SÃO CARLOS, SP (FOLHAPRESS) – Os meses iniciais de papado do argentino Jorge Mario Bergoglio, morto nesta segunda-feira (21), aos 88 anos, levaram observadores menos familiarizados com o funcionamento da Igreja Católica a achar que uma revolução estivesse por vir. O passar dos anos desfez as expectativas mais afoitas, mas também revelou um pontífice dedicado a implementar mudanças profundas e de longo prazo no catolicismo -ainda que não da maneira esperada pelo público não religioso.
No programa de Francisco, o primeiro elemento fundamental foi ir ao encontro do que ele costumava chamar de “periferias existenciais”. Em suma, seu pontificado se pôs a operar com base na premissa de que a fé católica do futuro estará cada vez menos ligada aos seus antigos centros de poder e influência na Europa (e, em menor grau, na América do Norte) e será cada vez mais latino-americana, africana e asiática.

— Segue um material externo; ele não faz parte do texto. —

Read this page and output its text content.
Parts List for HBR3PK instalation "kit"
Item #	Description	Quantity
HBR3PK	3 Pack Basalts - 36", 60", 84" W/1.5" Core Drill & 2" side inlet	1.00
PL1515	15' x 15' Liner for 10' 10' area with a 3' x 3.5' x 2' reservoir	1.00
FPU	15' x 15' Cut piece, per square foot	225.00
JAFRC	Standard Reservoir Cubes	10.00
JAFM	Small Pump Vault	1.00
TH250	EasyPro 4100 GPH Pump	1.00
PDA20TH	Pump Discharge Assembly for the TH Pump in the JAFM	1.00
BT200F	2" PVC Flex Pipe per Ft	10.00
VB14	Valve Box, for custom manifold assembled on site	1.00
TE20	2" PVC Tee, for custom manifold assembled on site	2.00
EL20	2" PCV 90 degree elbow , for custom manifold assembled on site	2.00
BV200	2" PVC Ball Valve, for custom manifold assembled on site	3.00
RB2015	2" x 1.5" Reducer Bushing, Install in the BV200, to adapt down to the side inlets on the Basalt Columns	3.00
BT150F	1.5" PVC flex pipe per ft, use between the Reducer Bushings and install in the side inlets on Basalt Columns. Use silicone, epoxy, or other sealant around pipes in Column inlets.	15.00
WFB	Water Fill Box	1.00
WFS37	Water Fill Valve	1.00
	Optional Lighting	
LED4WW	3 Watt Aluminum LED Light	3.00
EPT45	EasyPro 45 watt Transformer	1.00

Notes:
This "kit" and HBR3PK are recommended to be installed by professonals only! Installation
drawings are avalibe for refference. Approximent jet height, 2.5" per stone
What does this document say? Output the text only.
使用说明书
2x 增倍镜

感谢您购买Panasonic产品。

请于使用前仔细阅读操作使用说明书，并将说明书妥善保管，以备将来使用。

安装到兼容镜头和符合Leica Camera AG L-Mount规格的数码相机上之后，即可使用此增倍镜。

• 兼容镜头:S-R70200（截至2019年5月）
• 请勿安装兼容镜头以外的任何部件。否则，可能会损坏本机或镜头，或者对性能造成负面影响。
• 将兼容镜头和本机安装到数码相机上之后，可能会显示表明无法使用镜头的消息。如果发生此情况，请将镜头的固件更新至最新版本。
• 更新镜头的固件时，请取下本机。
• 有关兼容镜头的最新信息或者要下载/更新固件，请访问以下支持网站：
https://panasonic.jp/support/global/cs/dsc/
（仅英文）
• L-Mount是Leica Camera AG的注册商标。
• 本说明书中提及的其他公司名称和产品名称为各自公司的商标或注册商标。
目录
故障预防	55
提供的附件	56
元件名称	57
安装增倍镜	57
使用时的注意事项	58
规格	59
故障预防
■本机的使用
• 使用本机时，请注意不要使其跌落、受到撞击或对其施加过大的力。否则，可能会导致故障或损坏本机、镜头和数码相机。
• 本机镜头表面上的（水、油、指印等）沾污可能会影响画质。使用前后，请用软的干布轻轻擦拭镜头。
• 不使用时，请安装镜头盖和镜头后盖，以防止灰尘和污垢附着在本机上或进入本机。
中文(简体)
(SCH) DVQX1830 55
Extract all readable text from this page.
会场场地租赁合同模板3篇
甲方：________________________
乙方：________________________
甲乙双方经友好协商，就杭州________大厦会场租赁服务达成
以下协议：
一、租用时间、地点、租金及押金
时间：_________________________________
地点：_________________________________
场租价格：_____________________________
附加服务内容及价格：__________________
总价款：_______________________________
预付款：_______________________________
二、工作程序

Isso se reflete em elementos tão diversos quanto a constante preocupação do papa e do primeiro escalão do Vaticano com o tema dos migrantes e refugiados globais e a formação de um colégio de cardeais (o grupo de “eleitores” e “candidatos” a futuros papas) tremendamente diversificado, com forte participação de países em desenvolvimento que nunca tinham tido um representante desse tipo.
As “periferias existenciais” -migrantes, refugiados, pobres, idosos, jovens- estariam, segundo Francisco, sob o assédio da “cultura do descarte”, uma visão exclusivamente instrumental e econômica do valor dos seres humanos, uma “economia que mata”. Trata-se de uma crítica ao capitalismo que, de um lado, reitera boa parte do magistério papal moderno, em especial a partir dos anos 1960, mas que leva essa postura a assumir sua encarnação mais radical até agora.
Um impulso semelhante pode ser detectado na maneira como o pontificado do argentino levou até o limite outra tendência já presente nos ensinamentos de João Paulo 2º ou Bento 16: a oposição a qualquer atitude contra a vida humana, ainda que pragmaticamente justificada. Francisco não cedeu um milímetro na condenação ao aborto, mas também fez questão de condenar a pena de morte em todas as circunstâncias e de criticar a chamada doutrina da guerra justa, aceita pela maioria das vertentes cristãs desde os últimos séculos do Império Romano.
As mudanças defendidas por Francisco na maneira como o catolicismo encara as grandes questões do século 21 enfrentaram oposição cada vez mais forte por parte de membros conservadores da hierarquia católica, em especial alguns cardeais que tinham ganhado força no papado de Bento 16, bem como leigos alinhados a eles do ponto de vista político e religioso.
É bastante provável que, no universo de quase 1,4 bilhão de católicos pelo mundo, a insatisfação com Jorge Bergoglio fosse comparativamente insignificante do ponto de vista numérico. Mas seus adversários mais ferozes acabaram sendo impulsionados pela cultura polarizadora e performática das redes sociais e pela ascensão global da direita radical, que fez com que, para muita gente, as posições do papa deixassem de parecer razoáveis.
As polêmicas tenderam a se concentrar em torno de documentos papais que fizeram mudanças na prática pastoral –ou seja, na maneira como sacerdotes e bispos lidam com os fiéis, e não propriamente na doutrina. Além da possibilidade de comunhão para católicos divorciados que estão num segundo casamento, abriram-se as portas para bênçãos a pessoas em uniões ditas “irregulares” — o que poderia incluir casais homossexuais.
Em diversas ocasiões, os cardeais críticos de seu papado usaram um método tradicional para expor sua contrariedade: o envio das chamadas “dubia” (“dúvidas”, em latim) após a publicação de documentos polêmicos por parte de Francisco e seus colaboradores. Exigiam, em outras palavras, que o papa esclarecesse o que queria dizer com certas passagens, enquanto Francisco preferia formular diretrizes que dessem certa margem de manobra a bispos e sacerdotes de cada local.
Se não foram formalizadas alterações significativas sobre questões como o trabalho pastoral com fiéis homossexuais, a possibilidade de ordenar homens casados como sacerdotes ou mulheres como diaconisas (ministério anterior ao sacerdócio) e a perspectiva de que o diálogo sobre esses temas continue são inegavelmente surpreendentes.
O mesmo vale para a abertura à possibilidade de que fiéis divorciados que se casaram de novo tenham acesso à comunhão, algo que poderia ocorrer caso a caso e após um processo de aconselhamento com o bispo da região que esses fiéis frequentam. É uma mudança discreta para quem está do lado de fora, mas próxima do impensável diante da maneira como o tema era encarado em pontificados anteriores.